Que retenir du mode de fonctionnement d’un système de phytoépuration ? 

Pour mettre en œuvre le procédé, il est indispensable de creuser des bassins. Mais avant, identifier les plantes épuratrices qu’il faut utiliser est le plus important. Au sein du premier bassin creusé, vous pourriez implanter par exemple : 

  • des bambous ;
  • des laîches ; 
  • des massettes ;
  • des roseaux. 

Un second bassin doit être également installé en contrebas du premier. Dans celui-là, il faudra mettre de la menthe aquatique, des iris ou de la salicaire. Le rôle du second bassin, c’est d’affiner tout ce qui est polluant dans l’eau traitée. 

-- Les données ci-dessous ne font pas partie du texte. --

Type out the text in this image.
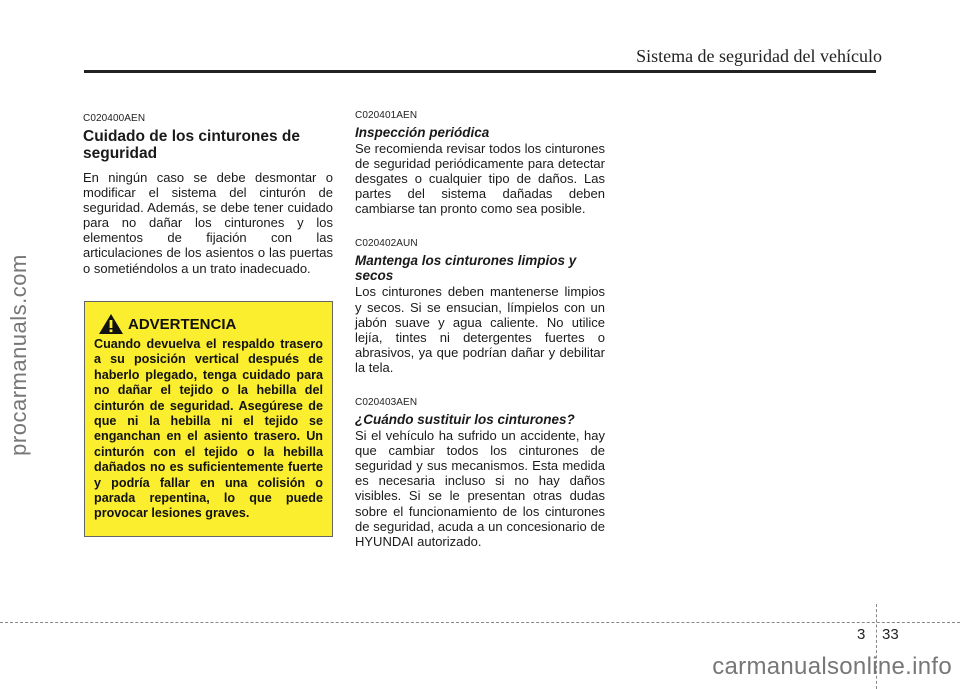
Sistema de seguridad del vehículo

C020400AEN

Cuidado de los cinturones de seguridad

En ningún caso se debe desmontar o modificar el sistema del cinturón de seguridad. Además, se debe tener cuidado para no dañar los cinturones y los elementos de fijación con las articulaciones de los asientos o las puertas o sometiéndolos a un trato inadecuado.

ADVERTENCIA

Cuando devuelva el respaldo trasero a su posición vertical después de haberlo plegado, tenga cuidado para no dañar el tejido o la hebilla del cinturón de seguridad. Asegúrese de que ni la hebilla ni el tejido se enganchan en el asiento trasero. Un cinturón con el tejido o la hebilla dañados no es suficientemente fuerte y podría fallar en una colisión o parada repentina, lo que puede provocar lesiones graves.

C020401AEN

Inspección periódica

Se recomienda revisar todos los cinturones de seguridad periódicamente para detectar desgates o cualquier tipo de daños. Las partes del sistema dañadas deben cambiarse tan pronto como sea posible.

C020402AUN

Mantenga los cinturones limpios y secos

Los cinturones deben mantenerse limpios y secos. Si se ensucian, límpielos con un jabón suave y agua caliente. No utilice lejía, tintes ni detergentes fuertes o abrasivos, ya que podrían dañar y debilitar la tela.

C020403AEN

¿Cuándo sustituir los cinturones?

Si el vehículo ha sufrido un accidente, hay que cambiar todos los cinturones de seguridad y sus mecanismos. Esta medida es necesaria incluso si no hay daños visibles. Si se le presentan otras dudas sobre el funcionamiento de los cinturones de seguridad, acuda a un concesionario de HYUNDAI autorizado.

procarmanuals.com
3 33
carmanualsonline.info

Dès que le cycle de traitement est terminé, l’eau obtenue est propre, sans odeur et peut servir à l’arrosage d’un jardin. Puisque tout se transforme, le compost qui résulte du filtre du premier bassin est utile pour l’enrichissement de la terre des plates-bandes, des arbres massifs ou ornementaux. 

Pourquoi installer une station de phytoépuration ? 

Déjà il faudra avoir en tête, qu’une telle installation demande l’aménagement d’un terrain. Par contre, vous n’aurez pas à trop vous gêner pour son entretien. Autres avantages, les plantes macrophytes utilisées ne sont pas nauséabondes et s’adaptent bien à tout type d’environnement. 

En fait, le mécanisme de phytoépuration est identique à celui de compostage. Une fois dans l’air, les organismes responsables des pollutions produisent de l’humus et de la vapeur d’eau. Tout ce que vous avez à faire est de laisser du temps aux plantes pour bien coloniser les bacs. 

Quels sont les cycles chimiques de dépollution d’une eau ? 

Avant tout, un prétraitement est fait dans le bassin relié à la sortie des eaux de la maison. Les roseaux et les joncs à leur tour, produisent assez d’oxygène qui se chargera de faciliter le développement des bactéries. Les macros particules demeurent à la surface tandis que tout le reste devient compost. Il faudra mettre au niveau de tous les bassins, des lits de gravier et de sable. 

Un dénivelé d’au moins 1 mètre permettra de drainer l’eau d’un bassin à un autre. Autrement, une pompe serait une bonne alternative. Voilà comment se passe le processus dans son ensemble.